Вчера в застолье по поводу моего дня рождения Н. говорил тост в честь мою и моего кабинета. С самым, я уверен, Искренним дружеским намерением, больше того, в знак глубочайшего доверия ко мне и к моей заинтересованности “в правде” он радостно наговорил мне кучу уже многие годы безнаказанно повторяемых им дерзостей о моей работе, в которой он естественно же ничего не понимает, о кабинете.
Дерзости эти удобно выставляют его в его собственных глазах и глазах его жены моей марионеткой, а меня - Карабасом Барабасом, дергающим кукол за ниточки. (Если он кукла, зачем он в застолье моих друзей, на нашем празднике?!).
Эта игра давно и постоянно восстанавливает против меня его жену, чьи чужие претензии ко мне тем более тягостны и надоедны, чем менее я к ним имею отношения.

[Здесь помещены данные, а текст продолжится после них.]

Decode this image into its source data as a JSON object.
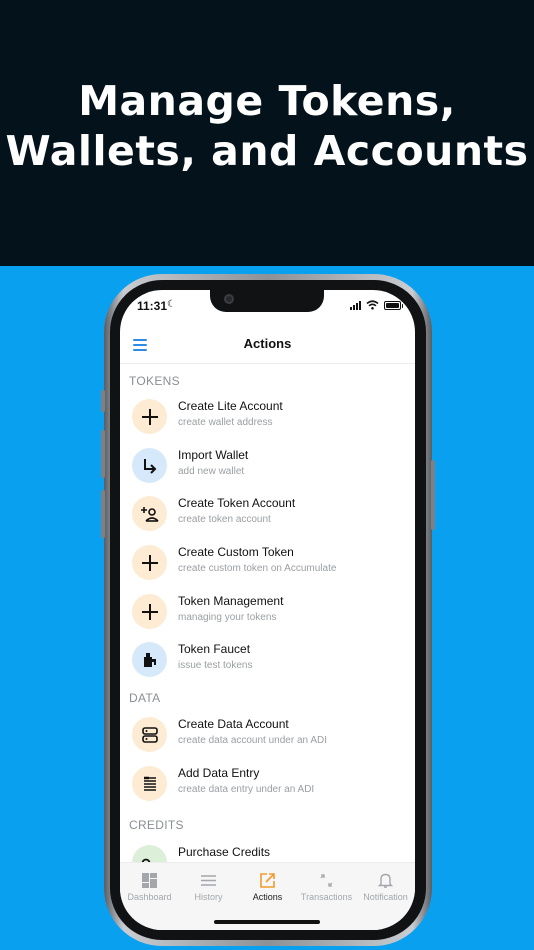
{
  "banner": {
    "line1": "Manage Tokens,",
    "line2": "Wallets, and Accounts"
  },
  "status_bar": {
    "time": "11:31",
    "moon": "☾"
  },
  "header": {
    "title": "Actions"
  },
  "sections": {
    "tokens": "TOKENS",
    "data": "DATA",
    "credits": "CREDITS"
  },
  "actions": [
    {
      "title": "Create Lite Account",
      "subtitle": "create wallet address",
      "icon": "plus-icon"
    },
    {
      "title": "Import Wallet",
      "subtitle": "add new wallet",
      "icon": "import-arrow-icon"
    },
    {
      "title": "Create Token Account",
      "subtitle": "create token account",
      "icon": "add-person-icon"
    },
    {
      "title": "Create Custom Token",
      "subtitle": "create custom token on Accumulate",
      "icon": "plus-icon"
    },
    {
      "title": "Token Management",
      "subtitle": "managing your tokens",
      "icon": "plus-icon"
    },
    {
      "title": "Token Faucet",
      "subtitle": "issue test tokens",
      "icon": "faucet-icon"
    },
    {
      "title": "Create Data Account",
      "subtitle": "create data account under an ADI",
      "icon": "database-icon"
    },
    {
      "title": "Add Data Entry",
      "subtitle": "create data entry under an ADI",
      "icon": "list-icon"
    },
    {
      "title": "Purchase Credits",
      "subtitle": "",
      "icon": "key-icon"
    }
  ],
  "nav": [
    {
      "label": "Dashboard",
      "icon": "dashboard-icon"
    },
    {
      "label": "History",
      "icon": "list-icon"
    },
    {
      "label": "Actions",
      "icon": "external-link-icon",
      "active": true
    },
    {
      "label": "Transactions",
      "icon": "arrows-icon"
    },
    {
      "label": "Notification",
      "icon": "bell-icon"
    }
  ],
  "colors": {
    "banner_bg": "#04131b",
    "page_bg": "#0aa0f0",
    "icon_bg_orange": "#fdebd3",
    "icon_bg_blue": "#d5e9fa",
    "icon_bg_green": "#dcefd8",
    "accent_blue": "#2f8be6",
    "accent_orange": "#f39a2b"
  }
}
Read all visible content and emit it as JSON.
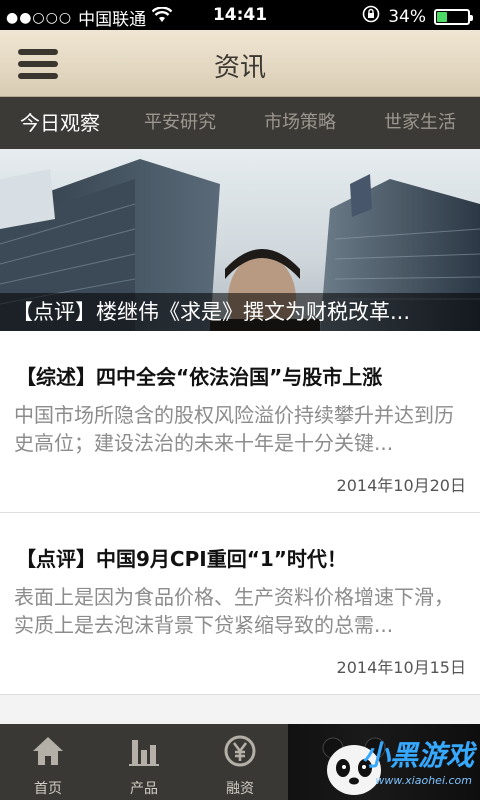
{
  "status_bar": {
    "signal_dots": "●●○○○",
    "carrier": "中国联通",
    "time": "14:41",
    "battery_percent": "34%",
    "battery_level": 0.34,
    "battery_color": "#4cd964"
  },
  "header": {
    "title": "资讯",
    "menu_icon": "hamburger-menu-icon"
  },
  "tabs": [
    {
      "label": "今日观察",
      "active": true
    },
    {
      "label": "平安研究",
      "active": false
    },
    {
      "label": "市场策略",
      "active": false
    },
    {
      "label": "世家生活",
      "active": false
    }
  ],
  "banner": {
    "caption": "【点评】楼继伟《求是》撰文为财税改革..."
  },
  "articles": [
    {
      "title": "【综述】四中全会“依法治国”与股市上涨",
      "summary": "中国市场所隐含的股权风险溢价持续攀升并达到历史高位；建设法治的未来十年是十分关键...",
      "date": "2014年10月20日"
    },
    {
      "title": "【点评】中国9月CPI重回“1”时代！",
      "summary": "表面上是因为食品价格、生产资料价格增速下滑，实质上是去泡沫背景下贷紧缩导致的总需...",
      "date": "2014年10月15日"
    }
  ],
  "bottom_nav": [
    {
      "label": "首页",
      "icon": "home-icon"
    },
    {
      "label": "产品",
      "icon": "chart-bars-icon"
    },
    {
      "label": "融资",
      "icon": "yen-coin-icon"
    }
  ],
  "watermark": {
    "text": "小黑游戏",
    "url_text": "www.xiaohei.com"
  },
  "colors": {
    "header_bg": "#e8dcc6",
    "tab_bar_bg": "#3c3a37",
    "bottom_nav_bg": "#3a3835",
    "watermark_blue": "#36a9ff"
  }
}
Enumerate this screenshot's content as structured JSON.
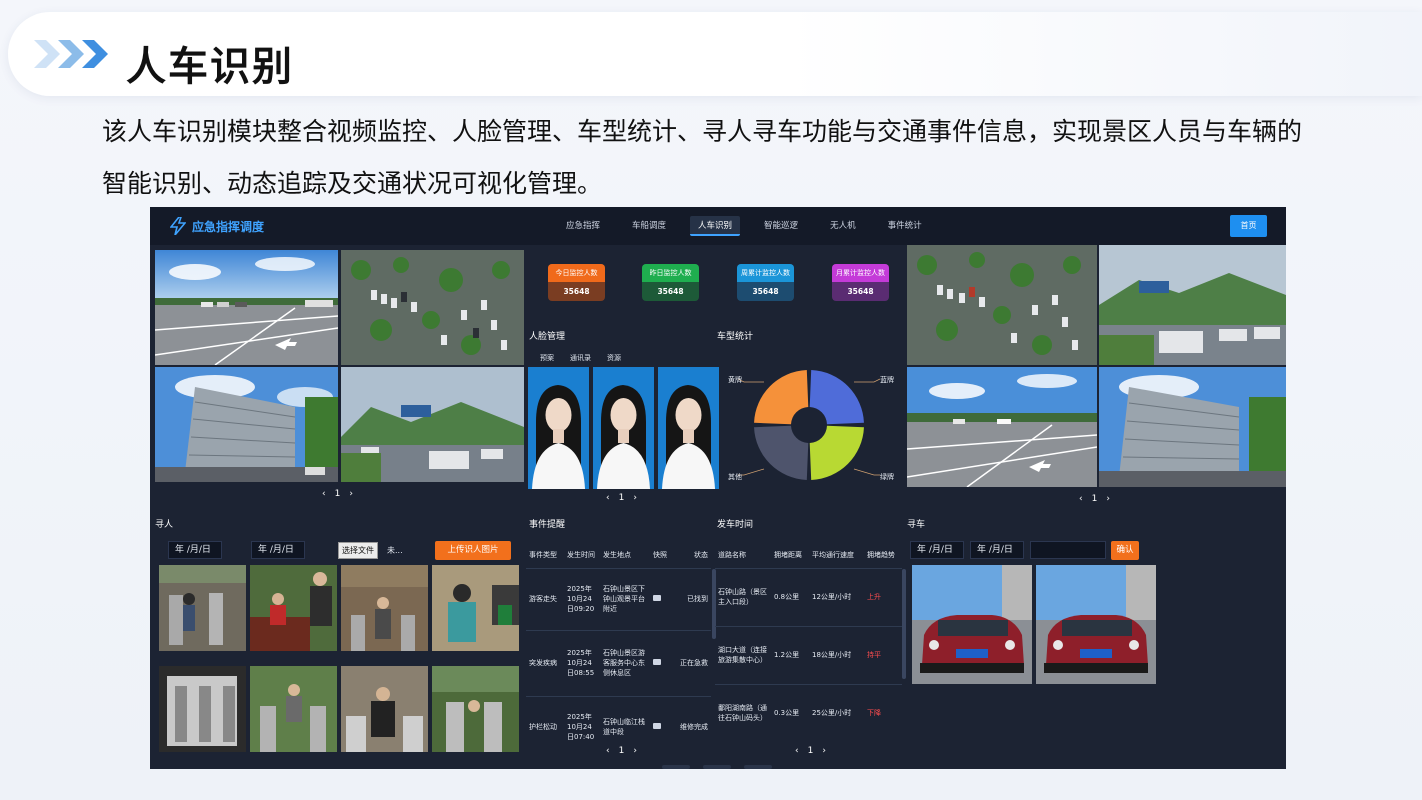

Н. ко мне пришел, а не я ему навязал себя. Он, вопреки моему существованию, ищет идола, освобождающего его от зависимостей совести, а не я нуждаюсь в капризниках, делающих свои “шалости” моим именем.
Ни ответственности, ни уважения к себе,... к другим людям кабинета,... ко мне! Надоело. Взрослый мужик, а перед его женой за него виноват кто-то...
Пусть кончает врать и извиняется, или обижусь я.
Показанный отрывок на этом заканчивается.